In deze zaak heeft de Centrale Raad van Beroep op 22 juni 2021 uitspraak gedaan in hoger beroep over de intrekking van een nabestaandenuitkering van appellante, die sinds 1 oktober 2015 een uitkering ontving op basis van de Algemene nabestaandenwet (Anw). De intrekking vond plaats omdat appellante niet had gemeld dat zij samenwoonde met X, wat leidde tot de conclusie dat zij een gezamenlijke huishouding voerden. De Raad heeft vastgesteld dat de verklaringen van appellante en X, alsook de door hen ondertekende checklist, voldoende bewijs boden voor deze gezamenlijke huishouding. De Svb had op basis van deze informatie de uitkering terecht ingetrokken, aangezien appellante haar inlichtingenverplichting had geschonden door deze situatie niet te melden.

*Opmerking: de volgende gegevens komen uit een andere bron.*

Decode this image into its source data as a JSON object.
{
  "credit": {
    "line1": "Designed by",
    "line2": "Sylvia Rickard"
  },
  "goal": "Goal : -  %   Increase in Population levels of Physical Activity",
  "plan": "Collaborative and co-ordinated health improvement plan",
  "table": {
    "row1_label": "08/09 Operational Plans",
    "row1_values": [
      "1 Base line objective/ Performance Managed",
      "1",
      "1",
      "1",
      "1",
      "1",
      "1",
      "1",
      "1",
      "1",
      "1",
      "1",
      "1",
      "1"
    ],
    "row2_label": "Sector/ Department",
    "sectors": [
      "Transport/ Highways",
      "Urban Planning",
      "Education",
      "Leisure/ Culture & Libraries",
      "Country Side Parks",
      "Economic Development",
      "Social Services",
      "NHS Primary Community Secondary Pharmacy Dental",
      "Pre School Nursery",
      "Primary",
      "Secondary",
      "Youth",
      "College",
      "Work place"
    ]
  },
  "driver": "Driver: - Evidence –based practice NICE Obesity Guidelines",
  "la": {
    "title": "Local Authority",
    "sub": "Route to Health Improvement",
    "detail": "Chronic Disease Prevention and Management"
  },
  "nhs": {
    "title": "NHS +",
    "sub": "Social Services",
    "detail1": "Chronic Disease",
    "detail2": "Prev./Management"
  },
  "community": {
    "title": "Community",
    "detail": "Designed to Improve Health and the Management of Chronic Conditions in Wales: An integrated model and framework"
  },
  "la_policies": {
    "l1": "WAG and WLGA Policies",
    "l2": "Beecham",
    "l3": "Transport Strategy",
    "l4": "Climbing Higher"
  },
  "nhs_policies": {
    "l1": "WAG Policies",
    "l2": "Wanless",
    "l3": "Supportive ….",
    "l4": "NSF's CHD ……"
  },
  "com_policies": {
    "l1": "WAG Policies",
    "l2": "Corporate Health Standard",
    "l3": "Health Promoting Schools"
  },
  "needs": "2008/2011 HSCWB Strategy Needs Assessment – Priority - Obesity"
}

De Raad heeft de feiten en omstandigheden van de zaak zorgvuldig gewogen. Appellante had verklaard dat zij sinds september 2016 bij X woonde en dat zij samen de huishouding voerden. De Svb had op basis van een tip en daaropvolgend onderzoek vastgesteld dat appellante en X een gezamenlijke huishouding voerden, wat leidde tot de intrekking van de uitkering. Appellante voerde aan dat zij onder druk was gezet tijdens het onderzoek, maar de Raad oordeelde dat deze claim niet aannemelijk was gemaakt. De Raad bevestigde dat de intrekking van de uitkering niet alleen rechtmatig was, maar ook noodzakelijk gezien de schending van de inlichtingenverplichting door appellante.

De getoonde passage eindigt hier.